Research Interests
Numerical Analysis
Partial Differential Equations
Scientific Computing
Mathematical Modeling
Numerical Analysis
Partial Differential Equations
Scientific Computing
Mathematical Modeling
I worked at the Perkins lab in the Department of Biological Sciences and conducted research related to estimating optimal controls of vaccination and control measures of the mosquito-borne disease, Dengue.
Dengue is one of the most common mosquito-borne diseases in the world, and a person can get infected by one of the four serotypes of the virus named DENV-1, DENV-2, DENV-3, and DENV-4. After infection with one of these serotypes, an individual will maintain permanent immunity to that serotype, and partial immunity to the other three serotypes. Therefore, there is a risk of getting infected by this virus a maximum of four times, and the symptoms may vary from mild fever to high fever, bleeding, enlarged liver, and severe shock, and sometimes these symptoms may lead to death. It is obvious that the increase in the number of infected individuals makes a negative impact on a country’s economy. Hence, the use of different control measures such as mosquito repellents and the introduction of a vaccine against the virus is important in controlling the spread of the virus. In this work, I studied the methodologies on how to estimate the optimal rate of vaccinations based on the QDENGA dengue vaccine and the optimal rate of control measures to reduce the number of new and severe dengue cases while minimizing the overall cost. Even though this vaccine claimed high protection against symptomatic disease and waning protection over time for some DENV serotypes, the extent to which protection against disease conditional on infection was unknown. I considered different scenarios subject to the possible combinations of vaccine protection and control measures to investigate the most effective parameter values to control the transmission of the virus. Disease forecasts including the number of newly infected individuals in each serotype, the optimal rate of control measure, and vaccinations for a period of ten years were performed with the help of computer software.
During this NSF-funded research project, I studied the transmission of the SARS-CoV-2 pathogen in regional, rural networks in Arizona under the supervision of Dr. Mihaljevic at the School of Informatics, Computing, and Cyber Systems. My contributions to this project can be divided into two main categories; they are forecasting county-level COVID-19 projections in Arizona and time-varying parameter estimation of a COVID-19 model (https://sparsemod.nau.edu/ ).

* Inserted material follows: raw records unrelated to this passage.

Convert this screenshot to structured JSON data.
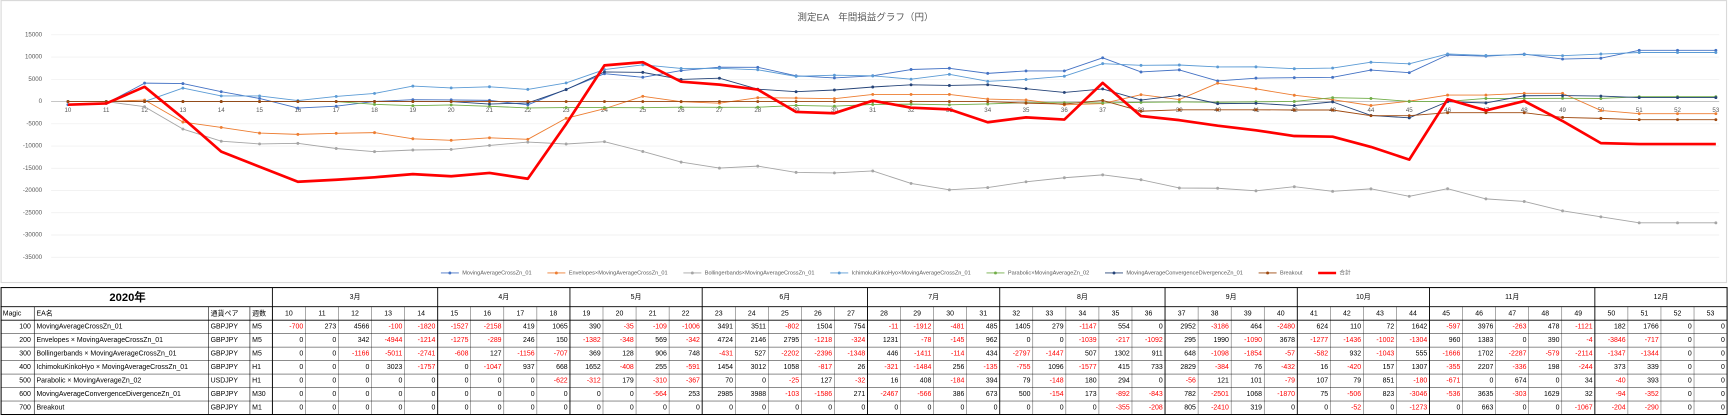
{
  "chart_data": {
    "type": "line",
    "title": "測定EA　年間損益グラフ（円）",
    "categories": [
      10,
      11,
      12,
      13,
      14,
      15,
      16,
      17,
      18,
      19,
      20,
      21,
      22,
      23,
      24,
      25,
      26,
      27,
      28,
      29,
      30,
      31,
      32,
      33,
      34,
      35,
      36,
      37,
      38,
      39,
      40,
      41,
      42,
      43,
      44,
      45,
      46,
      47,
      48,
      49,
      50,
      51,
      52,
      53
    ],
    "ylim": [
      -35000,
      15000
    ],
    "yticks": [
      15000,
      10000,
      5000,
      0,
      -5000,
      -10000,
      -15000,
      -20000,
      -25000,
      -30000,
      -35000
    ],
    "grid": true,
    "legend": "bottom",
    "series": [
      {
        "name": "MovingAverageCrossZn_01",
        "color": "#4472c4",
        "values": [
          -700,
          -427,
          4139,
          4039,
          2219,
          692,
          -1466,
          -1047,
          18,
          408,
          373,
          264,
          -742,
          2749,
          6260,
          5458,
          6962,
          7716,
          7705,
          5793,
          5312,
          5797,
          7202,
          7481,
          6334,
          6888,
          6888,
          9840,
          6654,
          7118,
          4638,
          5262,
          5372,
          5444,
          7086,
          6489,
          10465,
          10202,
          10680,
          9559,
          9741,
          11507,
          11507,
          11507
        ]
      },
      {
        "name": "Envelopes×MovingAverageCrossZn_01",
        "color": "#ed7d31",
        "values": [
          0,
          0,
          342,
          -4602,
          -5816,
          -7091,
          -7380,
          -7134,
          -6984,
          -8366,
          -8714,
          -8145,
          -8487,
          -3763,
          -1617,
          1178,
          -40,
          -364,
          867,
          789,
          644,
          1606,
          1606,
          1606,
          567,
          350,
          -742,
          -447,
          1543,
          453,
          4131,
          2854,
          1418,
          416,
          -888,
          72,
          1455,
          1455,
          1845,
          1841,
          -2005,
          -2722,
          -2722,
          -2722
        ]
      },
      {
        "name": "Bollingerbands×MovingAverageCrossZn_01",
        "color": "#a5a5a5",
        "values": [
          0,
          0,
          -1166,
          -6177,
          -8918,
          -9526,
          -9399,
          -10555,
          -11262,
          -10893,
          -10765,
          -9859,
          -9111,
          -9542,
          -9015,
          -11217,
          -13613,
          -14961,
          -14515,
          -15926,
          -16040,
          -15606,
          -18403,
          -19850,
          -19343,
          -18041,
          -17130,
          -16482,
          -17580,
          -19434,
          -19491,
          -20073,
          -19141,
          -20184,
          -19629,
          -21295,
          -19593,
          -21880,
          -22459,
          -24573,
          -25920,
          -27264,
          -27264,
          -27264
        ]
      },
      {
        "name": "IchimokuKinkoHyo×MovingAverageCrossZn_01",
        "color": "#5b9bd5",
        "values": [
          0,
          0,
          0,
          3023,
          1266,
          1266,
          219,
          1156,
          1824,
          3476,
          3068,
          3323,
          2732,
          4186,
          7198,
          8256,
          7439,
          7465,
          7144,
          5660,
          5916,
          5781,
          5026,
          6122,
          4545,
          4960,
          5693,
          8522,
          8138,
          8214,
          7782,
          7798,
          7378,
          7535,
          8842,
          8487,
          10694,
          10358,
          10556,
          10312,
          10685,
          11024,
          11024,
          11024
        ]
      },
      {
        "name": "Parabolic×MovingAverageZn_02",
        "color": "#70ad47",
        "values": [
          0,
          0,
          0,
          0,
          0,
          0,
          0,
          0,
          -622,
          -934,
          -755,
          -1065,
          -1432,
          -1362,
          -1362,
          -1387,
          -1260,
          -1292,
          -1276,
          -868,
          -1052,
          -658,
          -579,
          -727,
          -547,
          -253,
          -253,
          -309,
          -188,
          -87,
          -166,
          -59,
          20,
          871,
          691,
          20,
          20,
          694,
          694,
          728,
          688,
          1081,
          1081,
          1081
        ]
      },
      {
        "name": "MovingAverageConvergenceDivergenceZn_01",
        "color": "#264478",
        "values": [
          0,
          0,
          0,
          0,
          0,
          0,
          0,
          0,
          0,
          0,
          0,
          -564,
          -311,
          2674,
          6662,
          6559,
          4973,
          5244,
          2777,
          2211,
          2597,
          3270,
          3770,
          3616,
          3789,
          2897,
          2054,
          2836,
          335,
          1403,
          -467,
          -392,
          -898,
          -75,
          -3121,
          -3657,
          -22,
          -325,
          1304,
          1336,
          1242,
          890,
          890,
          890
        ]
      },
      {
        "name": "Breakout",
        "color": "#9e480e",
        "values": [
          0,
          0,
          0,
          0,
          0,
          0,
          0,
          0,
          0,
          0,
          0,
          0,
          0,
          0,
          0,
          0,
          0,
          0,
          0,
          0,
          0,
          0,
          0,
          0,
          0,
          -355,
          -563,
          242,
          -2168,
          -1849,
          -1849,
          -1849,
          -1901,
          -1901,
          -3174,
          -3174,
          -2511,
          -2511,
          -2511,
          -3578,
          -3782,
          -4072,
          -4072,
          -4072
        ]
      },
      {
        "name": "合計",
        "color": "#ff0000",
        "values": [
          -700,
          -427,
          3315,
          -3717,
          -11249,
          -14659,
          -18026,
          -17580,
          -17026,
          -16309,
          -16793,
          -16046,
          -17351,
          -5058,
          8126,
          8847,
          4461,
          3808,
          2702,
          -2341,
          -2623,
          190,
          -1378,
          -1752,
          -4655,
          -3554,
          -4053,
          4202,
          -3266,
          -4182,
          -5422,
          -6459,
          -7752,
          -7894,
          -10193,
          -13058,
          508,
          -2007,
          109,
          -4375,
          -9351,
          -9556,
          -9556,
          -9556
        ]
      }
    ]
  },
  "table": {
    "year": "2020年",
    "months": [
      "3月",
      "4月",
      "5月",
      "6月",
      "7月",
      "8月",
      "9月",
      "10月",
      "11月",
      "12月"
    ],
    "headers": [
      "Magic",
      "EA名",
      "通貨ペア",
      "週数"
    ],
    "rows": [
      {
        "magic": 100,
        "name": "MovingAverageCrossZn_01",
        "pair": "GBPJPY",
        "timeframe": "M5",
        "values": [
          -700,
          273,
          4566,
          -100,
          -1820,
          -1527,
          -2158,
          419,
          1065,
          390,
          -35,
          -109,
          -1006,
          3491,
          3511,
          -802,
          1504,
          754,
          -11,
          -1912,
          -481,
          485,
          1405,
          279,
          -1147,
          554,
          0,
          2952,
          -3186,
          464,
          -2480,
          624,
          110,
          72,
          1642,
          -597,
          3976,
          -263,
          478,
          -1121,
          182,
          1766,
          0,
          0
        ]
      },
      {
        "magic": 200,
        "name": "Envelopes × MovingAverageCrossZn_01",
        "pair": "GBPJPY",
        "timeframe": "M5",
        "values": [
          0,
          0,
          342,
          -4944,
          -1214,
          -1275,
          -289,
          246,
          150,
          -1382,
          -348,
          569,
          -342,
          4724,
          2146,
          2795,
          -1218,
          -324,
          1231,
          -78,
          -145,
          962,
          0,
          0,
          -1039,
          -217,
          -1092,
          295,
          1990,
          -1090,
          3678,
          -1277,
          -1436,
          -1002,
          -1304,
          960,
          1383,
          0,
          390,
          -4,
          -3846,
          -717,
          0,
          0
        ]
      },
      {
        "magic": 300,
        "name": "Bollingerbands × MovingAverageCrossZn_01",
        "pair": "GBPJPY",
        "timeframe": "M5",
        "values": [
          0,
          0,
          -1166,
          -5011,
          -2741,
          -608,
          127,
          -1156,
          -707,
          369,
          128,
          906,
          748,
          -431,
          527,
          -2202,
          -2396,
          -1348,
          446,
          -1411,
          -114,
          434,
          -2797,
          -1447,
          507,
          1302,
          911,
          648,
          -1098,
          -1854,
          -57,
          -582,
          932,
          -1043,
          555,
          -1666,
          1702,
          -2287,
          -579,
          -2114,
          -1347,
          -1344,
          0,
          0
        ]
      },
      {
        "magic": 400,
        "name": "IchimokuKinkoHyo × MovingAverageCrossZn_01",
        "pair": "GBPJPY",
        "timeframe": "H1",
        "values": [
          0,
          0,
          0,
          3023,
          -1757,
          0,
          -1047,
          937,
          668,
          1652,
          -408,
          255,
          -591,
          1454,
          3012,
          1058,
          -817,
          26,
          -321,
          -1484,
          256,
          -135,
          -755,
          1096,
          -1577,
          415,
          733,
          2829,
          -384,
          76,
          -432,
          16,
          -420,
          157,
          1307,
          -355,
          2207,
          -336,
          198,
          -244,
          373,
          339,
          0,
          0
        ]
      },
      {
        "magic": 500,
        "name": "Parabolic × MovingAverageZn_02",
        "pair": "USDJPY",
        "timeframe": "H1",
        "values": [
          0,
          0,
          0,
          0,
          0,
          0,
          0,
          0,
          -622,
          -312,
          179,
          -310,
          -367,
          70,
          0,
          -25,
          127,
          -32,
          16,
          408,
          -184,
          394,
          79,
          -148,
          180,
          294,
          0,
          -56,
          121,
          101,
          -79,
          107,
          79,
          851,
          -180,
          -671,
          0,
          674,
          0,
          34,
          -40,
          393,
          0,
          0
        ]
      },
      {
        "magic": 600,
        "name": "MovingAverageConvergenceDivergenceZn_01",
        "pair": "GBPJPY",
        "timeframe": "M30",
        "values": [
          0,
          0,
          0,
          0,
          0,
          0,
          0,
          0,
          0,
          0,
          0,
          -564,
          253,
          2985,
          3988,
          -103,
          -1586,
          271,
          -2467,
          -566,
          386,
          673,
          500,
          -154,
          173,
          -892,
          -843,
          782,
          -2501,
          1068,
          -1870,
          75,
          -506,
          823,
          -3046,
          -536,
          3635,
          -303,
          1629,
          32,
          -94,
          -352,
          0,
          0
        ]
      },
      {
        "magic": 700,
        "name": "Breakout",
        "pair": "GBPJPY",
        "timeframe": "M1",
        "values": [
          0,
          0,
          0,
          0,
          0,
          0,
          0,
          0,
          0,
          0,
          0,
          0,
          0,
          0,
          0,
          0,
          0,
          0,
          0,
          0,
          0,
          0,
          0,
          0,
          0,
          -355,
          -208,
          805,
          -2410,
          319,
          0,
          0,
          -52,
          0,
          -1273,
          0,
          663,
          0,
          0,
          -1067,
          -204,
          -290,
          0,
          0
        ]
      }
    ]
  }
}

In the first phase of the project, county-level projections were made for new and total numbers of asymptomatic cases, presymptomatic cases, hospitalizations, deaths, etc. using our group-written SPARSEMODr R-package, which is written based on mathematical modeling of infectious diseases and statistical techniques. The results were shared regularly with researchers from other universities in Arizona (UOA, ASU) and with health officials from the Arizona Department of Health Services (AZDHS).
During the second phase, a computer algorithm was constructed using statistical tools and C++ language to estimate the time-varying parameters of a spatially explicit and stochastic covid-19 model. In my method, I mainly focused on optimizing SARS-COV-2 transmission rates and host movement rates. I introduced a user-friendly algorithm using the grid search method and the sliding window technique. The algorithm can be implemented efficiently on a high-performance computing cluster. I showed that the method can estimate time-varying transmission rates with high accuracy and precision and movement rates with lower precision. The summary of the method and results were published in PLOS Global Public Health Journal.

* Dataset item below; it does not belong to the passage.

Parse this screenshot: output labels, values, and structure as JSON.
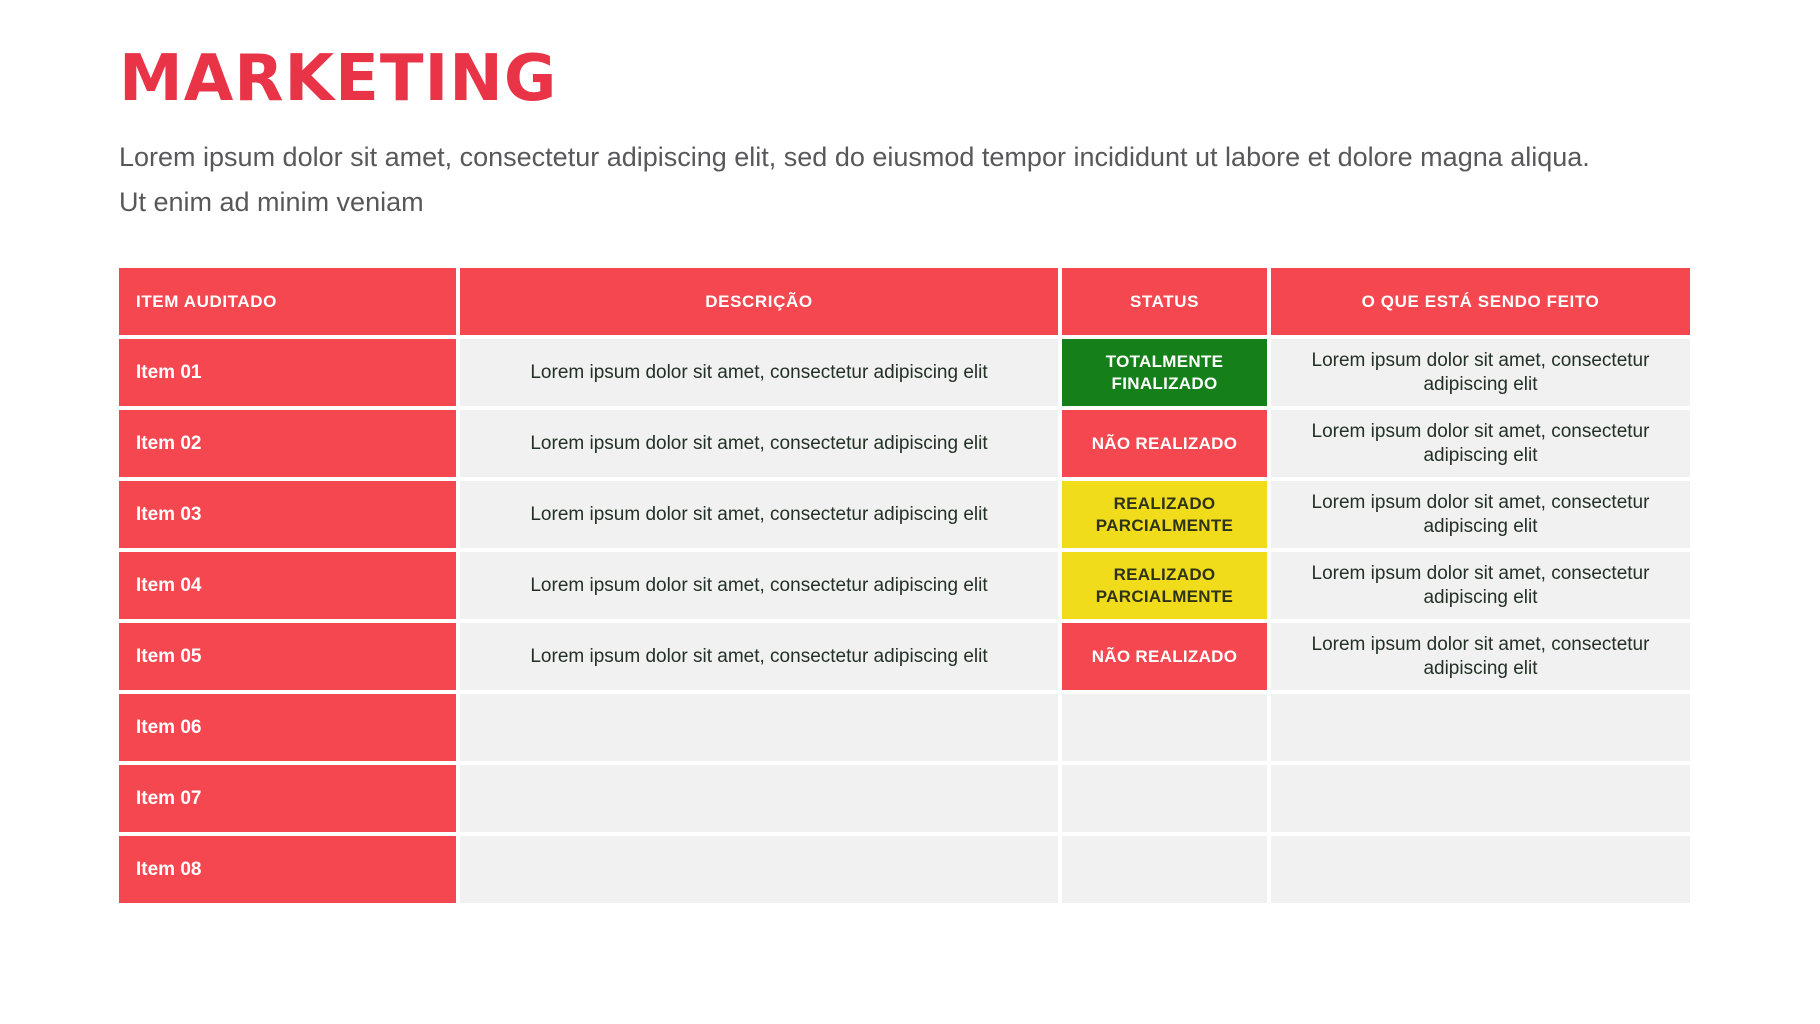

In my work, I introduced and analyzed different approaches to overcome some issues in computing fractional Sobolev norms in the context of PDE-constrained boundary optimal control problems with Dirichlet control. Dirichlet boundary optimal control problems are perhaps the most interesting class of optimal control problems constrained by partial differential equations (PDEs). In fact, the possibility of controlling the behavior of a physical system may often take place only by changing the values of certain quantities at the boundary of the domain, especially when the interior of the physical system is not accessible and when no physical mechanism can be triggered inside the domain from the outside.
The first approach that was considered in this work keeps the control function on the boundary by replacing fractional norms with integer norms. This approach is a simple way to overcome the need of explicitly computing fractional norms. Then, two other approaches were proposed that make use of the lifting functions of the boundary controls. These lifting functions become a new class of control functions in the statement of the optimal control problem. They can be chosen to be defined either inside the original domain of the state problem or outside of it. I compared these two lifting approaches with the first approach on the boundary.
Another goal of this research was to add control inequality constraints to all the above approaches. In order to deal with these, the Primal-Dual Active Set method was used. The optimality systems arising from first-order necessary conditions were discretized using the finite element method. Numerical results were presented to compare the convergence rate, computational cost, and accuracy of each optimal control problem.
Ratnavale S. Boundary optimal control problems with inequality constraints (Doctoral dissertation). 2019.